Изменить размер шрифта - +

Дотянувшись свободной рукой, она погладила его по голове. Не так, как походя, небрежно, иногда ерошила ему волосы Грета, а медленно и серьезно, и вот опять, несколько раз, пока он до конца, полностью не успокоился. Но вскоре снова зашевелилась неприятная мысль, что это чувство прочной связи с Арианой и ее ребенком непозволительно – у него же есть свои дети, он несвободен. Чепуха. Своих детей он не предает, предать их невозможно. А то, что происходит сейчас, это тоже часть его жизни, вот именно, и он рад, потому что все, что он испытал здесь, было особенным и неповторимым. Все, все имеет значение. А теперь надо по‑настоящему заняться работой, писать. Он почувствовал, теперь сумеет писать так, что каждое слово станет значительным и весомым. Вот странно: почему вдруг, без всякого повода, вспомнил о работе? И в ту же минуту снова напала страшная слабость, проклятое, слишком хорошо знакомое состояние, когда ты что‑то находишь или должен что‑то находить, отыскивать, что‑то особенное, очень важное, в этой вездесущей и неизбежной борьбе за жизнь или – за смерть, уж это смотря как подойти, в борьбе, которую всегда описывают так, будто она является отклонением, чем‑то ненормальным. Ведь ты уже не веришь в нее, нет, не то: ты хочешь верить и, стараясь быть честным, иногда начинаешь верить сызнова, – какая слепота. Нет, нет. Ты заставишь отступить сокрушительное чувство тщетности всех усилий; с одной стороны, для тебя это так и есть, но в то же время ты слишком охотно, слишком легко соглашаешься с этой своей истиной. Да, но где же это слыхано, чтобы события, которые происходят с массами – объективно – только с массами, – журналист показывал, снова и снова показывал на судьбах отдельных людей? Чтобы журналист выхватывал из всего изобилия массовых убийств – или массовых смертей – что‑то особенное, какую‑то одну, отдельную судьбу, дабы выставить и увидеть ее в ярком впечатляющем свете? И что видишь, что, в конце концов? Наверное, надо ослепнуть, чтобы вообще хоть что‑то разглядеть, стать бесчувственным, чтобы хоть что‑то ощущать, и сумасшедшим, помешанным, чтобы хотя бы одну мысль выдержать до конца.

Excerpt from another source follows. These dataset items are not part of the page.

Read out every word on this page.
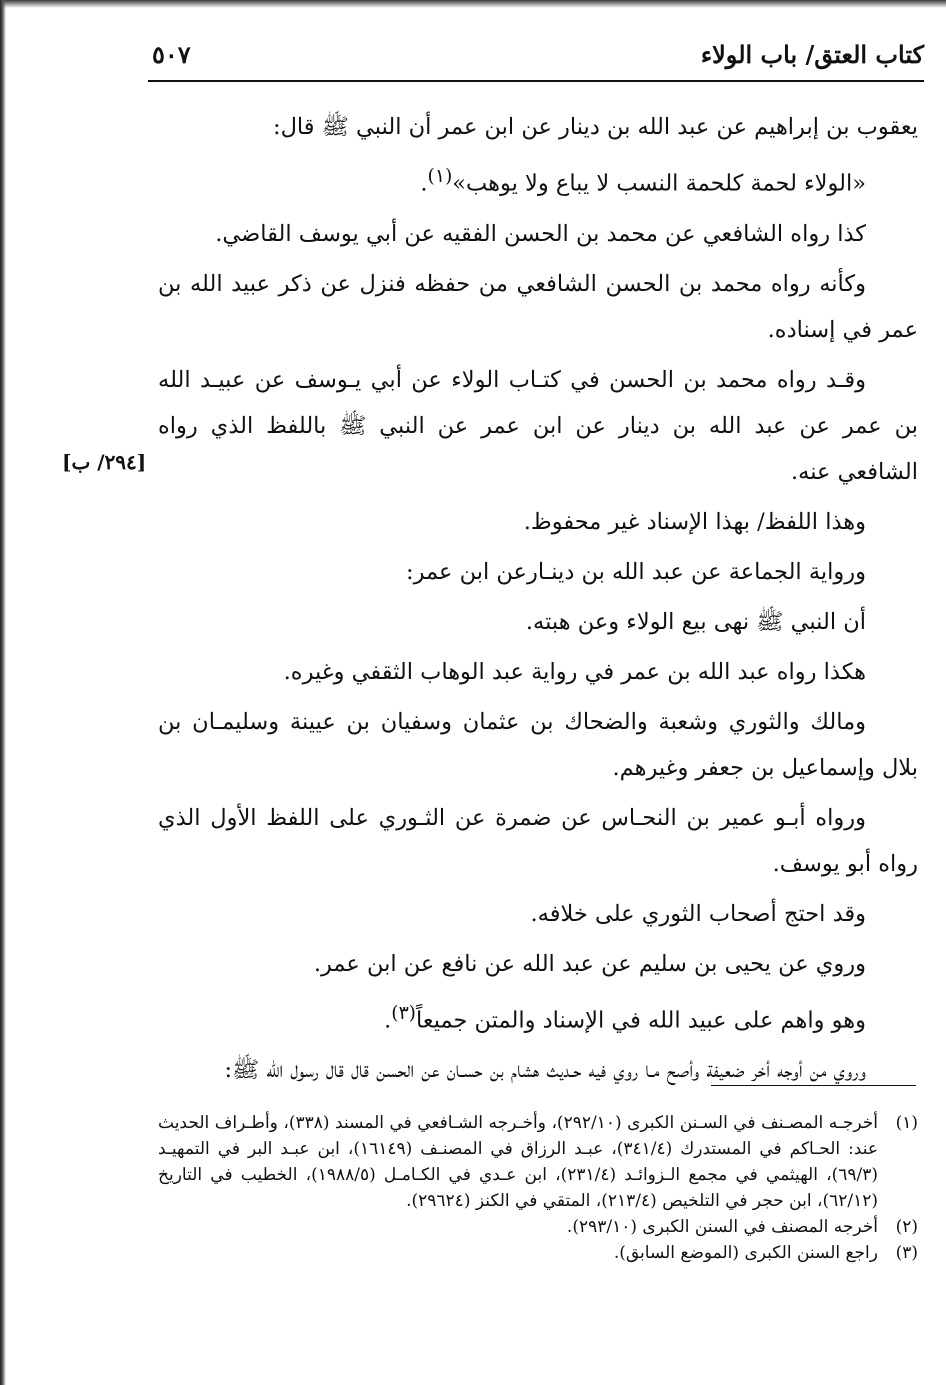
كتاب العتق/ باب الولاء
٥٠٧
[٢٩٤/ ب]

يعقوب بن إبراهيم عن عبد الله بن دينار عن ابن عمر أن النبي ﷺ قال:

«الولاء لحمة كلحمة النسب لا يباع ولا يوهب»$^{(١)}$.

كذا رواه الشافعي عن محمد بن الحسن الفقيه عن أبي يوسف القاضي.

وكأنه رواه محمد بن الحسن الشافعي من حفظه فنزل عن ذكر عبيد الله بن عمر في إسناده.

وقـد رواه محمد بن الحسن في كتـاب الولاء عن أبي يـوسف عن عبيـد الله بن عمر عن عبد الله بن دينار عن ابن عمر عن النبي ﷺ باللفظ الذي رواه الشافعي عنه.

وهذا اللفظ/ بهذا الإسناد غير محفوظ.

ورواية الجماعة عن عبد الله بن دينـارعن ابن عمر:

أن النبي ﷺ نهى بيع الولاء وعن هبته.

هكذا رواه عبد الله بن عمر في رواية عبد الوهاب الثقفي وغيره.

ومالك والثوري وشعبة والضحاك بن عثمان وسفيان بن عيينة وسليمـان بن بلال وإسماعيل بن جعفر وغيرهم.

ورواه أبـو عمير بن النحـاس عن ضمرة عن الثـوري على اللفظ الأول الذي رواه أبو يوسف.

وقد احتج أصحاب الثوري على خلافه.

وروي عن يحيى بن سليم عن عبد الله عن نافع عن ابن عمر.

وهو واهم على عبيد الله في الإسناد والمتن جميعاً$^{(٣)}$.

وروي من أوجه أخر ضعيفة وأصح مـا روي فيه حـديث هشام بن حسـان عن الحسن قال قال رسول الله ﷺ:

(١)
أخرجـه المصـنف في السـنن الكبرى (٢٩٢/١٠)، وأخـرجه الشـافعي في المسند (٣٣٨)، وأطـراف الحديث عند: الحـاكم في المستدرك (٣٤١/٤)، عبـد الرزاق في المصنـف (١٦١٤٩)، ابن عبـد البر في التمهيـد (٦٩/٣)، الهيثمي في مجمع الـزوائـد (٢٣١/٤)، ابن عـدي في الكـامـل (١٩٨٨/٥)، الخطيب في التاريخ (٦٢/١٢)، ابن حجر في التلخيص (٢١٣/٤)، المتقي في الكنز (٢٩٦٢٤).
(٢)
أخرجه المصنف في السنن الكبرى (٢٩٣/١٠).
(٣)
راجع السنن الكبرى (الموضع السابق).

На площади – зарывшиеся в землю танки. На островке, вокруг которого бежал поток автомашин, круглым валом нагромождены мешки с песком. Здесь же – расстрелянная смятая машина, из нее валит дым, на водительском месте – труп мужчины, с черным морщинистым лицом, шея сломана, голова запрокинулась за спинку сиденья. Лашен с первого взгляда понял, что водитель мертв, а поняв, почувствовал смирение и покой. Мертв – в этом не было ничего, кроме утешения. Для этого человека все уже закончилось – какие бы муки, какой бы кошмар он ни пережил, они позади, окончены навсегда. Дверцы машины распахнуты, в этом ощущалось нечто театральное, сценическое. Весь островок в центре площади, некогда зеленый, превратился в сплошное пятно мазута и копоти. Видимо, никто и не пытался потушить загоревшуюся машину.

Ариана только посмотрела туда, но не сказала ни слова. И опять занялась ребенком. Вскоре их остановил патруль. Лашен подал через окно оба паспорта, затем вышел, открыл багажник. Трое вооруженных парней сунули головы в окна машины, поглядели на Ариану, на крохотное черное личико, на белые пеленки. Лашен сел за руль. Проверяющие, очевидно, впервые держали в руках немецкие паспорта и торопливо совещались. Лашен нажал на сцепление, выбрал скорость, правой ногой нащупал педаль газа. А мысленно прикидывал, далеко ли успеет отъехать, прежде чем патрульные откроют огонь. Нет, похоже, шансы невелики. Он незаметно переключился обратно. Один из патрульных, тот, что взял паспорта, пошел было прочь, к какому‑то бараку, но вернулся и по‑арабски спросил Ариану, чей ребенок, ее? Она ответила: «Да, мой». Солдат отдал Лашену паспорта и разрешил ехать.

 

18

 

Пешком возвращаясь в отель, Лашен почувствовал – Ариана с ним рассталась.